Zerreißprobe in der Lebensmitte

Die meisten Frauen in der Lebensmitte kümmern sich von morgens bis abends. Um die Kinder. Um ihren Job. Um den Haushalt. Und oft auch noch um die Eltern oder die Schwiegereltern. Ein strammes Programm. Doch zum Jammern haben die meisten keine Zeit. Und viele auf den ersten Blick auch keinen Grund: Haben Sie sich nicht selbst für dieses Lebensmodell entschieden? Es ist deshalb gut, wenn andere das Jammern übernehmen. Oder besser: Wenn andere offen über die Zumutungen und die Überforderungen sprechen, die aus diesem Mammutprogramm erwachsen können. Es ist gut, wenn über die Vielfachbelastungen der Sandwich-Generation gesprochen wird.

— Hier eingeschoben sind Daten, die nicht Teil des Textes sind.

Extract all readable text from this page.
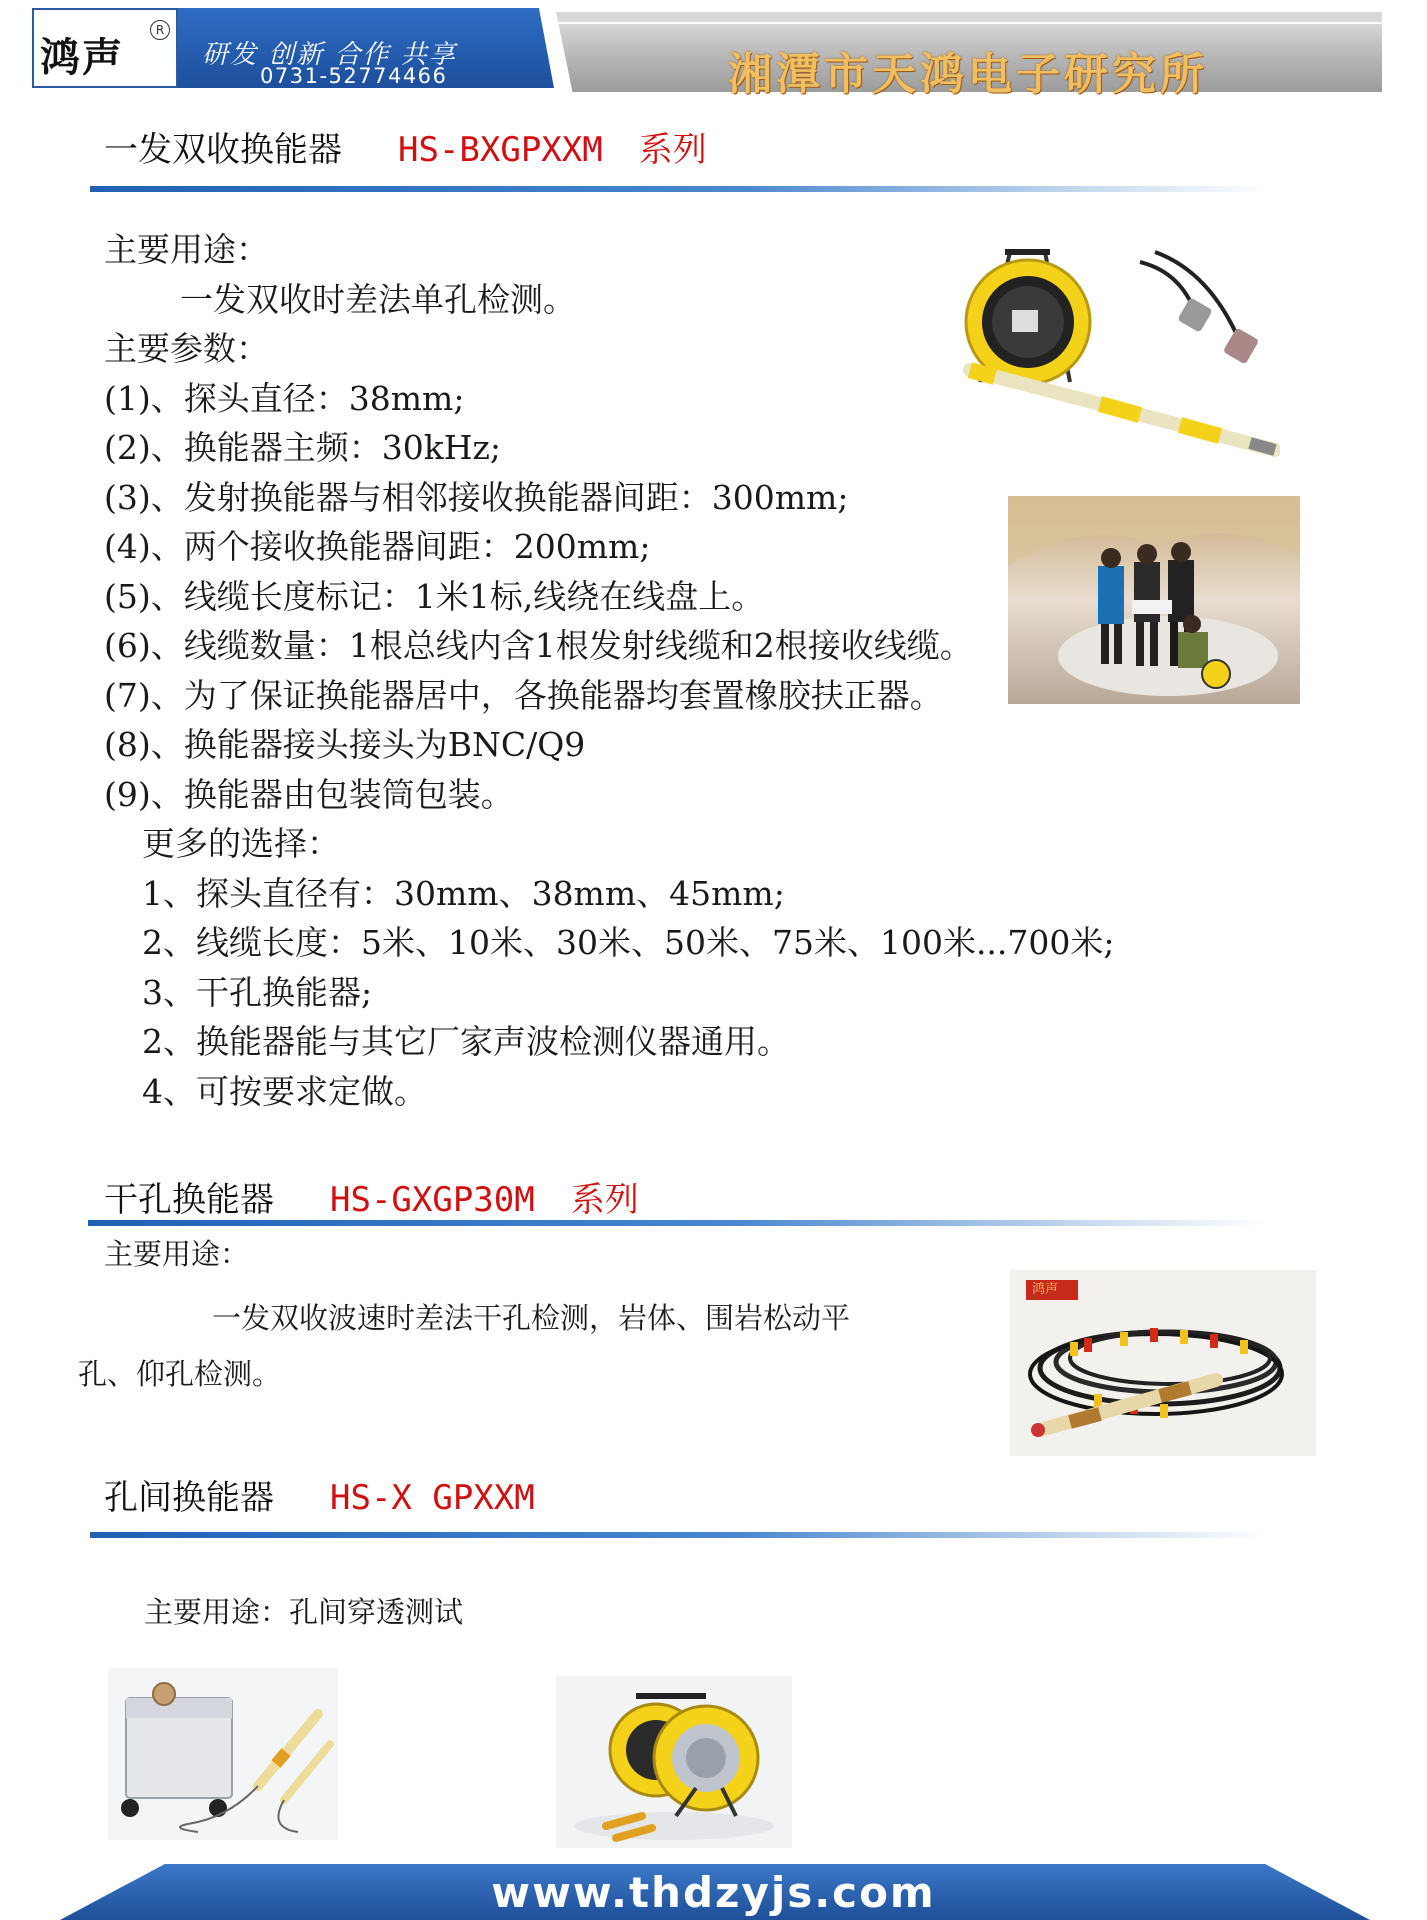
鸿声
R
研发 创新 合作 共享
0731-52774466	湘潭市天鸿电子研究所
一发双收换能器 HS-BXGPXXM 系列
主要用途：
一发双收时差法单孔检测。
主要参数：
(1)、探头直径：38mm;
(2)、换能器主频：30kHz;
(3)、发射换能器与相邻接收换能器间距：300mm;
(4)、两个接收换能器间距：200mm;
(5)、线缆长度标记：1米1标,线绕在线盘上。
(6)、线缆数量：1根总线内含1根发射线缆和2根接收线缆。
(7)、为了保证换能器居中，各换能器均套置橡胶扶正器。
(8)、换能器接头接头为BNC/Q9
(9)、换能器由包装筒包装。
更多的选择：
1、探头直径有：30mm、38mm、45mm;
2、线缆长度：5米、10米、30米、50米、75米、100米...700米;
3、干孔换能器;
2、换能器能与其它厂家声波检测仪器通用。
4、可按要求定做。
干孔换能器 HS-GXGP30M 系列
主要用途：
一发双收波速时差法干孔检测，岩体、围岩松动平
孔、仰孔检测。
鸿声
孔间换能器 HS-X GPXXM
主要用途：孔间穿透测试
www.thdzyjs.com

Sicher, es gibt auch Frauen, denen macht die Vielfachbelastung nichts aus. Und es gibt nach wie vor viele Familien, in denen die Rechnung aufgeht: Der eine verdient das Geld, die andere kümmert sich um die Kinder, den Haushalt und die alte Schwiegermutter – und die Rente wird am Ende geteilt.

Doch seit in Deutschland auch für verheiratete Frauen gilt, dass nur Erwerbstätigkeit auf Dauer für soziale Sicherheit sorgt, ist es für Frauen zumindest riskant, in die traditionelle Fürsorge-Rolle zu schlüpfen. Das wissen die meisten. Sie arbeiten sich deswegen am täglichen Spagat ab und lernen mit dem schlechten Gewissen zu leben. Weil immer einer zu kurz kommt: der Job, die Kinder, die alten Eltern. Oder auch die Frauen selbst. Es ist gut, dass das Land nicht mehr nur über die Probleme junger Eltern redet – sondern auch über die Zerreißprobe in der Lebensmitte.